Book Reviews

The Unauthorised Biography of Ezra Maas by Daniel James


What da cover says:  Ezra Maas is dead. The famously reclusive artist vanished without a trace seven years ago whilst working on his final masterpiece, but his body was never found. While the Maas foundation prepares to announce his death, journalist Daniel James finds himself lured to write the untold story of the artist’s life – But this is no ordinary book. The deeper James delves into the myth of Ezra Maas, the more he is drawn into a nightmarish world of fractured identities and sinister doubles.

A chilling literary labyrinth, The Unauthorised Biography of Ezra Maas deftly blends postmodern noir with psuedo-biography, letters, phone transcripts, documents, emails and newspaper clippings to create a story like no other before it.

What I says:  Are you ready to go down the rabbit hole? Because that is where this book is going to take you!  How to describe this book…or even put it in a genre?  It is a detective novel, it is both a biography and an autobiography, it is part encyclopedia, it is full of lies and truths and there is no telling which is which, it is nightmarish, a prophecy of sorts, but most of all it is a labyrinth stalked by Ezra Maas…dare you start reading it?

On the day I started this book the following events happened.  The Maas Foundation started following me on twitter, a black van parked outside my house and when I walked down the road a blacked out Mercedes slowly followed me.


I have never read anything quite like this, the whole thing is like a puzzle that draws you in and forces you to keep asking questions like, are the typos a clue?  Why do some of the chapters not have “End” at the end?  Who is Ezra Maas, why can’t I find him on google?  Why did Google home stop recognising my voice when I asked questions about Ezra Maas?   Who is Daniel James?  And who the hell is “Anonymous” the person putting this manuscript together?

The book’s oddness could put a few people off, for me I struggled with the many many footnotes, that is until I realised there was a story in there too.  As Shrek says this book is like an onion, it has so many layers.  The main chapters are broken up with interviews, phone conversations, emails, and newspaper reports.  This has a real positive effect on the book, it gives you time to take in and process what you’ve just read.

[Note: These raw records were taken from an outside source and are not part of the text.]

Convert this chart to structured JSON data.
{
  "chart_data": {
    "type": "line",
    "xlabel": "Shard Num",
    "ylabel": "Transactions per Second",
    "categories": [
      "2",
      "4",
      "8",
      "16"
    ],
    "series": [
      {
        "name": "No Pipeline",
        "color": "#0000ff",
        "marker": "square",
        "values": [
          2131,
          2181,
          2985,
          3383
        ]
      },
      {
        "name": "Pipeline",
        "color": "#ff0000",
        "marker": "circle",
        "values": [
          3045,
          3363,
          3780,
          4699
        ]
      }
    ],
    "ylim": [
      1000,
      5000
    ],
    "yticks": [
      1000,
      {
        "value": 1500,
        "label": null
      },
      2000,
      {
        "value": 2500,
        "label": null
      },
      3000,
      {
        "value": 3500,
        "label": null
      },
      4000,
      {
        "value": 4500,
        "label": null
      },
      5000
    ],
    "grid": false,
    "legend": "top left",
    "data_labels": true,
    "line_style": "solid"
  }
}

You’re never going to get the full story or all of your questions answered during the first read, this book demands you read it again and again, discovering something new each time.  The next time I read this I’m going to focus on those chapters with the missing “End”, there must be clue in there.

I’ve gotta say congrats to Dead Ink books for picking up this book, I’ve read 3 of their publications (Sealed by Naomi Booth and The Study Circle by Haroun Khan) and all three have been fantastic.

Don’t be scared, give this book a go as it does what all good books should do, Take you on an adventure!